All'inizio doveva essere solo un controllo per un caso di evasione scolastica, ma le indagini hanno rivelato una realtà molto più oscura. Per questo lo scorso 22 maggio, gli investigatori del Commissariato Distaccato di P.S. Tivoli-Guidonia e della Sezione di Polizia Giudiziaria della procura della di Tivoli hanno eseguito un’ordinanza di arresti domiciliari con braccialetto elettronico per un uomo di 37 anni gravemente indiziato dei reati di atti sessuali con minore degli anni 14 e detenzione di materiale pedopornografico.

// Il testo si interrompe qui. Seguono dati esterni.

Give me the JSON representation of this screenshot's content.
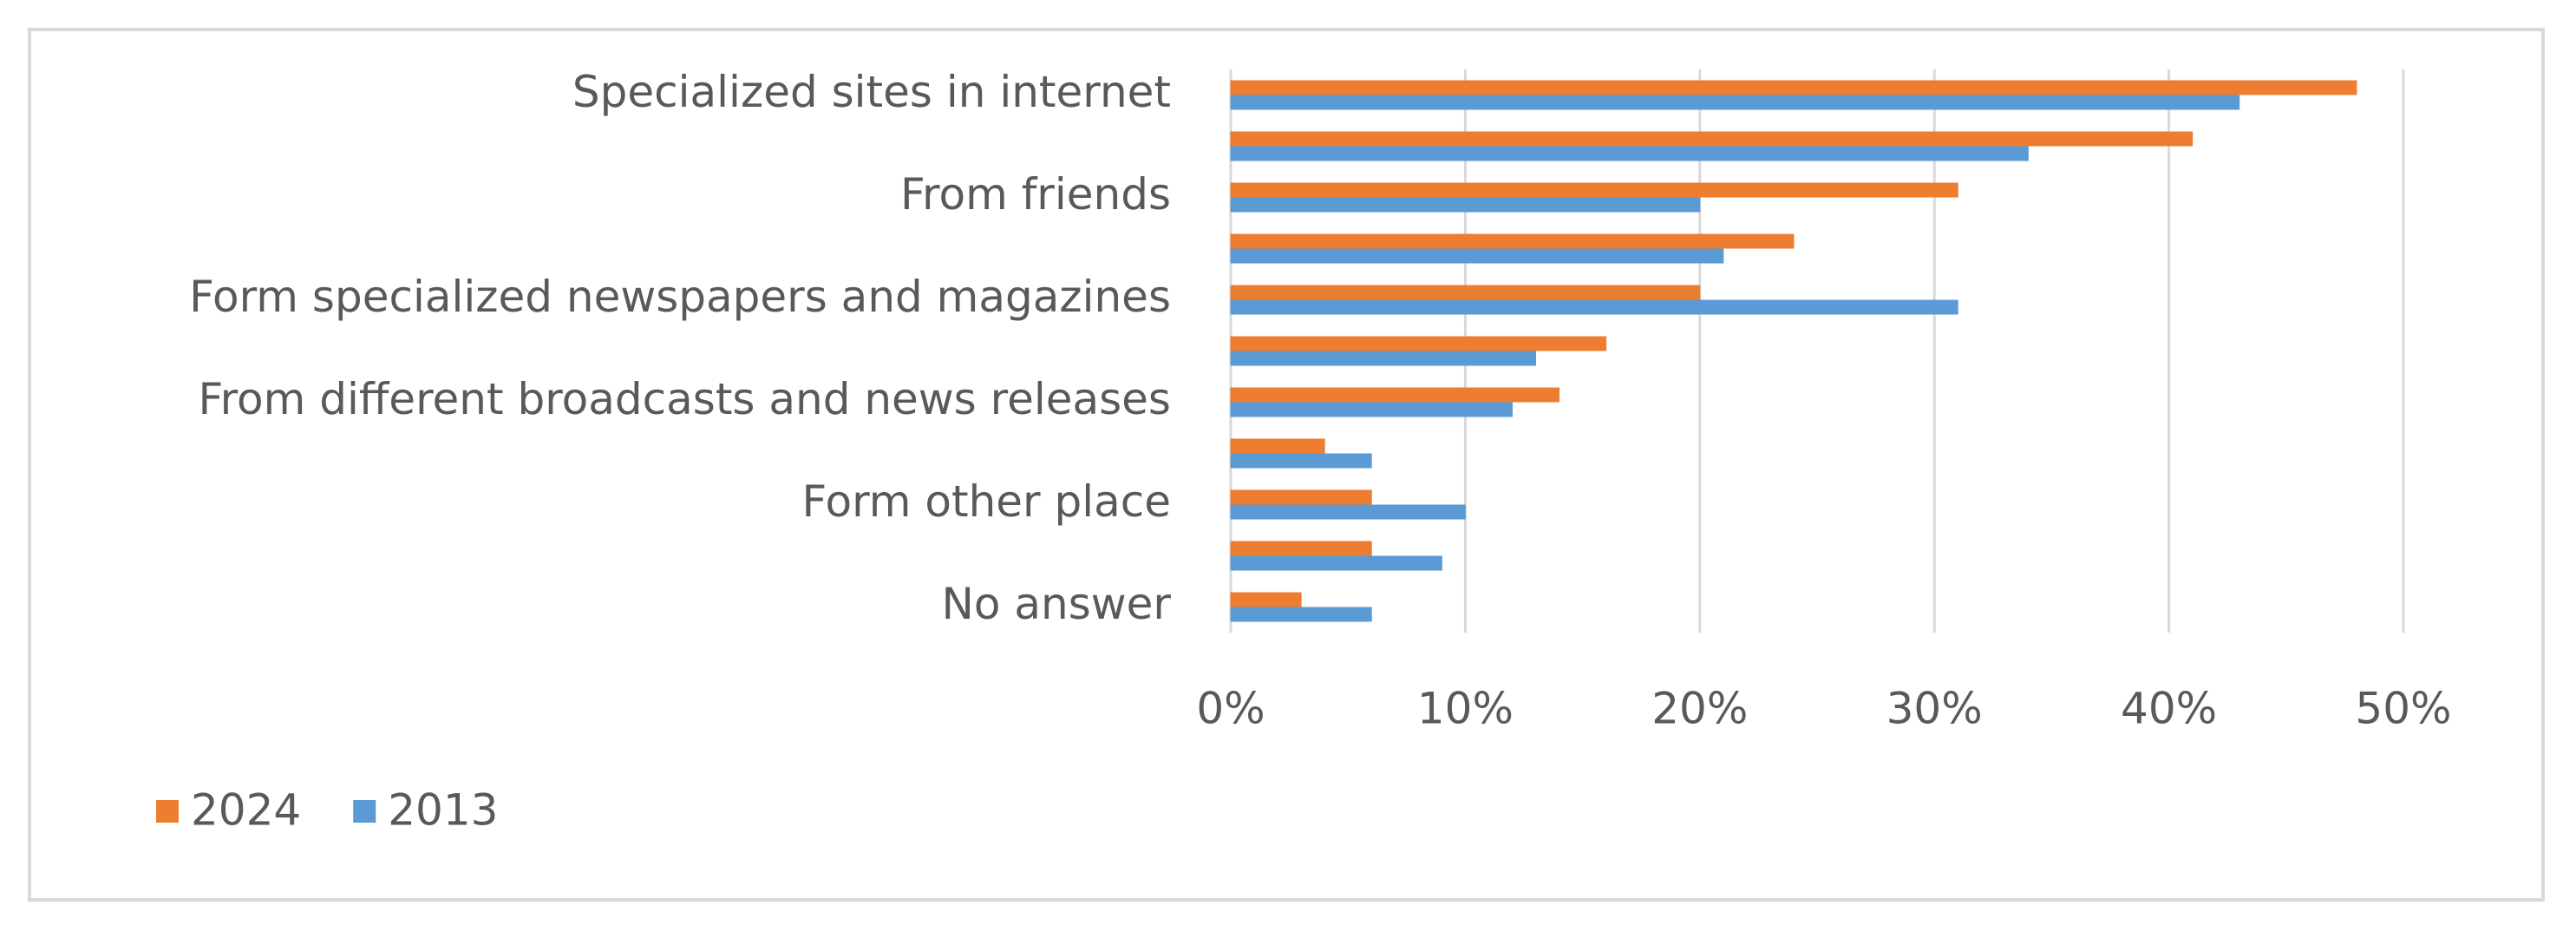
{
  "chart_data": {
    "type": "bar",
    "orientation": "horizontal",
    "categories": [
      "Specialized sites in internet",
      null,
      "From friends",
      null,
      "Form specialized newspapers and magazines",
      null,
      "From different broadcasts and news releases",
      null,
      "Form other place",
      null,
      "No answer"
    ],
    "series": [
      {
        "name": "2024",
        "color": "#ed7d31",
        "values": [
          48,
          41,
          31,
          24,
          20,
          16,
          14,
          4,
          6,
          6,
          3
        ]
      },
      {
        "name": "2013",
        "color": "#5b9bd5",
        "values": [
          43,
          34,
          20,
          21,
          31,
          13,
          12,
          6,
          10,
          9,
          6
        ]
      }
    ],
    "xlim": [
      0,
      50
    ],
    "xticks": [
      {
        "value": 0,
        "label": "0%"
      },
      {
        "value": 10,
        "label": "10%"
      },
      {
        "value": 20,
        "label": "20%"
      },
      {
        "value": 30,
        "label": "30%"
      },
      {
        "value": 40,
        "label": "40%"
      },
      {
        "value": 50,
        "label": "50%"
      }
    ],
    "grid": true,
    "legend": "bottom-left"
  }
}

I controlli iniziati dall'assenza a scuola
Il provvedimento è stato emesso dal giudice per le indagini preliminari del Tribunale di Tivoli al termine di indagini incominciate nel febbraio 2025. Le ripetute mancanze da scuola dei figli di una famiglia del territorio, avevano portato a una segnalazione in commissariato. Nel corso di un controllo domiciliare effettuato con il supporto dei servizi sociali, gli agenti hanno riscontrato come la famiglia vivesse in una situazione di grave disagio abitativo e in difficili condizioni economiche. In quel frangente, i poliziotti hanno notato anche come la figlia maggiore, dodicenne, fosse assente. Secondo quanto riferito dai genitori, la ragazzina spesso stava per molto tempo lontana da casa, trascorrendo lunghi periodi in compagnia di un uomo, un amico di famiglia che la dodicenne chiamava "zio".
In casa dell'uomo anche droga e materiale per lo spaccio
Una storia che fatto scattare un campanello d'allarme. Dopo alcune indagini gli investigatori sono risaliti all'abitazione dell'uomo, un monolocale preso in affitto a gennaio nel comune di Guidonia Montecelio. La polizia ha proceduto con la perquisizione domiciliare in cui è stata trovata la dodicenne. Oltre alla ragazzina sono stati rinvenuti e sequestrati 90 involucri pieni cocaina, materiale per il confezionamento di dosi, telefoni cellulari, schede telefoniche e 3mila euro in contanti. I primi elementi raccolti hanno fatto partire l’arresto dell’uomo per detenzione di sostanze stupefacenti ai fini di spaccio, ma analisi approfondite hanno fatto emergere reati ancora più gravi.
Scoperto materiale pedopornografico
Con l’acquisizione delle relazioni dei servizi sociali e della struttura di accoglienza dove era stata portata intanto la minore, gli inquirenti hanno ricostruito come la dodicenne fosse legata all'uomo da un rapporto di dipendenza affettiva e psicologica di cui era succube. L'arrestato, inoltre, approfittando delle difficoltà psicologiche e familiari della giovane, l'aveva convinta a trasferirsi da lui in un'ambigua forma di convivenza. Dall'analisi dei dispositivi informatici dell’indagato sono, però, emersi i dettagli più raccapriccianti: nei telefoni e nelle schede di memoria sequestrate erano presenti numerosi file, video e foto, dal contenuto pedopornografico.
La somma di questi elementi ha portato l'Autorità Giudiziaria ha ritenere necessaria la misura cautelare degli arresti domiciliari, che sconterà nella propria abitazione, con l'aggiunta del dispositivo di controllo elettronico.